Nel 1233 si segnala in gran parte dell'Italia padana la straordinaria fioritura della devozione dell'"Alleluia", inizialmente centrata su processioni e preghiere per ottenere la pacificazione all'interno delle città e tra i Comuni in perenne lotta tra loro, quindi sfociata, grazie all'iniziativa di alcuni frati predicatori e minori, in una serie di interventi politici operati dagli stessi religiosi, ai quali gli abitanti di diverse città conferirono grande potere nella speranza di vedere finalmente sopite le aspre contese cittadine.

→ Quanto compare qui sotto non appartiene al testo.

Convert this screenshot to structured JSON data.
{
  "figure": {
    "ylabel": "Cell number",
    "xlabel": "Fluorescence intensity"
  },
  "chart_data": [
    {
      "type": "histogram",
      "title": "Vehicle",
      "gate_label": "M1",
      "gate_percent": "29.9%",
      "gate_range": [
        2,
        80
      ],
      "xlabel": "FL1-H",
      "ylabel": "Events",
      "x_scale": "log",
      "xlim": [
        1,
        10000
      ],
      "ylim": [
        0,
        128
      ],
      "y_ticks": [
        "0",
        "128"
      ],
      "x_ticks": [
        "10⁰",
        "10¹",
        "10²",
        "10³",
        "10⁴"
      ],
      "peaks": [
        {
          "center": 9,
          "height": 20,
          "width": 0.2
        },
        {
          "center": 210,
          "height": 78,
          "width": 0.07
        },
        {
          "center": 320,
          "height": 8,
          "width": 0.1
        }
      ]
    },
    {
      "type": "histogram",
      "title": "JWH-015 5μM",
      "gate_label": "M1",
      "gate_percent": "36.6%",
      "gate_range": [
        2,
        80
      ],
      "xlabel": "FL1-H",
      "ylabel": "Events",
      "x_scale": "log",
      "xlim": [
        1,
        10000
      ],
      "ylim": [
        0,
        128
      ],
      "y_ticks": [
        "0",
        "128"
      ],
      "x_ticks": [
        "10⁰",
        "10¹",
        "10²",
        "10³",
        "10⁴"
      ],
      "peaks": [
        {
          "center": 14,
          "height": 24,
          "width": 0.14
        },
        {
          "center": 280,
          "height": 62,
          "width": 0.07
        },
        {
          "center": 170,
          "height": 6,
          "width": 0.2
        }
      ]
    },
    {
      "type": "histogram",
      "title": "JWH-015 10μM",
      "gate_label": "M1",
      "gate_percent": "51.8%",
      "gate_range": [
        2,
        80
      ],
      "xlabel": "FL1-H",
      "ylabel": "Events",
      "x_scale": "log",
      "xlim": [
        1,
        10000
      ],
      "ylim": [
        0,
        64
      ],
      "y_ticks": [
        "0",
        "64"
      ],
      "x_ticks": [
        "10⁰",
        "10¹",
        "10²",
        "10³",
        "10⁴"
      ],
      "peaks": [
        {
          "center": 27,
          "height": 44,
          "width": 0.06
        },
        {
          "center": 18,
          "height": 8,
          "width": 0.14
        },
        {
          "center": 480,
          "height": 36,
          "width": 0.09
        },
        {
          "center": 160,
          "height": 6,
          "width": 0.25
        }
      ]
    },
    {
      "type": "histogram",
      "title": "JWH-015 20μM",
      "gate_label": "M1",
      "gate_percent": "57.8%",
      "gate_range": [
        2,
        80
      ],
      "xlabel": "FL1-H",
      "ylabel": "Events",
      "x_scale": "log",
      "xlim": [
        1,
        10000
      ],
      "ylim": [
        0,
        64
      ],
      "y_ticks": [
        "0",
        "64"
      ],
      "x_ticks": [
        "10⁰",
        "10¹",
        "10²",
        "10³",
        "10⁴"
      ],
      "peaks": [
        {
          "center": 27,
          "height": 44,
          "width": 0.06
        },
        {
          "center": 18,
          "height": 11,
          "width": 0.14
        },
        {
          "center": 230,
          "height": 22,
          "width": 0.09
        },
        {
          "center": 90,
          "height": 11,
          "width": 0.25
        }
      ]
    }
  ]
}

A Milano, come si è detto, fu attivo il predicatore Pietro da Verona; analoghi interventi volti a inserire norme statutarie antiereticali furono messi in atto a Monza e a Vercelli dai minoriti Leone da Perego ed Enrico da Milano. Il 26 novembre del 1233 Gregorio IX scrisse a G. raccomandandogli i minori e i predicatori che nella città lombarda avevano profuso con successo il loro impegno antiereticale; ed è da porre in relazione a questo clima estremamente favorevole per i nuovi ordini la concessione di una dimora all'interno della città per i francescani, che in questi anni fondarono anche conventi a Como e a Gallarate (1234).
Nel 1235 G. consacrò l'altare di S. Eugenio nella basilica omonima, officiata dai predicatori, e a quei frati affidò la cura di numerose comunità femminili sorte nella zona di Porta Ticinese, non lontano dal convento. Anche gli umiliati, dopo essersi rivolti al papa, ottennero che l'arcivescovo nel 1236 concedesse loro di avere cimiteri per le case del secondo ordine, mentre non è sicuro che G. abbia permesso anche l'uso dell'altare portatile, come previsto dal pontefice, un privilegio di cui già godevano i mendicanti.
Nei confronti dei nuovi ordini G. intervenne perlopiù per assecondare richieste di Gregorio IX, in primo luogo in favore delle povere monache recluse del monastero milanese di S. Apollinare (o monache dell'Ordine di S. Damiano), fondato dallo stesso pontefice e da questo sostenuto; nel 1237 G. concesse l'esenzione anche al monastero damianita di Alessandria.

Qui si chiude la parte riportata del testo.